Matsumura also foresees a growing need for farmers’ education in new, stricter food safety requirements for meat as a consequence of the federal Food Safety Act of 2011. The new nonprofit will provide that and a processing facility at another location. “If we don’t have a processing plant, all the small farmers will close up,” he said. “Why don’t we get prepared?”
Hawaii TechWorks’ Design Lab will also host and conduct a variety of classes and seminars, which are being developed.
“We need young guys to be entrepreneurs,” Matsumura said. “Hopefully we will have that opportunity here.”
The Design Lab’s computers were provided through an $18,000 federal grant from the University of Hawaii, said Don Straney, chancellor of the University of Hawaii at Hilo.
“This is where ideas begin,” Marzi said.
“This is a plus for the community,” said Noreen Yamane, chancellor of Hawaii Community College, “and for the public to explore new ideas and ways to be successful in business. It only requires an innovative, unique idea to make things happen. We never had anything like this before.”
Marzi said the model for Hawaii TechWorks is to be a sustainable nonprofit operation supported by member fees, and he sees community investment and development in the facility coming as the result of “aligning East Hawaii’s rich cultural heritage with the latest tools and means of innovation.”

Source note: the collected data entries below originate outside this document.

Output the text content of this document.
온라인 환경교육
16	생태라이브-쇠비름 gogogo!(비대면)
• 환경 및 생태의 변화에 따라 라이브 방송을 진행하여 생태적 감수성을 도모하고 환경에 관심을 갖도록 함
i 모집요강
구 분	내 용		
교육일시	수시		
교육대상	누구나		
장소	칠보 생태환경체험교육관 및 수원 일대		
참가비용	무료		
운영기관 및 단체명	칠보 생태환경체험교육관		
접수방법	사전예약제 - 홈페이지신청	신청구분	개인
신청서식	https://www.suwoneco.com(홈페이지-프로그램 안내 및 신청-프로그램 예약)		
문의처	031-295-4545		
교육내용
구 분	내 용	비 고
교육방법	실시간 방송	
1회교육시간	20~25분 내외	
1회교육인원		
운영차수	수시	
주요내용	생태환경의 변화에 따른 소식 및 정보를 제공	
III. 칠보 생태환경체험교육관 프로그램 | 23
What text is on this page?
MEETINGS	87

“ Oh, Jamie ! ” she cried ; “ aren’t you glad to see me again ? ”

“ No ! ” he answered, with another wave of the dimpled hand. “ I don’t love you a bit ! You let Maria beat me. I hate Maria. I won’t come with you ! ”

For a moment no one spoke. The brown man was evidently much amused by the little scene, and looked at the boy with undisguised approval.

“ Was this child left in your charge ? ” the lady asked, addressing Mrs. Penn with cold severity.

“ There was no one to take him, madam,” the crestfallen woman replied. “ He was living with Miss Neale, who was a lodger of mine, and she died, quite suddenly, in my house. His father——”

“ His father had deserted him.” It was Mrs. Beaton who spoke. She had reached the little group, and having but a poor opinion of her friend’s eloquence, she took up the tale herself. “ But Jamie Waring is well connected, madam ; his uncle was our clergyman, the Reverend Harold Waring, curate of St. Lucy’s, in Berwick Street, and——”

A large part of the facility is being renovated as a fully certified kitchen, where the goal is to bring in small farmers — those with five to 10 acre farms — to add value to their ag products through processing.
“The intent is to come up to selling at an international level,” Matsuura said.
Hirono praised the combination of private capital, community, university and government support in the development of Hawaii TechWorks. A $15,000 laser printer, woodworking shop, design lab, and the developing “food hub” were all stops on her tour.
“There’s really good synergy here,” Hirono said. “This is a good collaboration.
“Tony came back to do something for the community and he should be heralded for it,” she said. “I’m glad to see the federal dollars being put to good use.”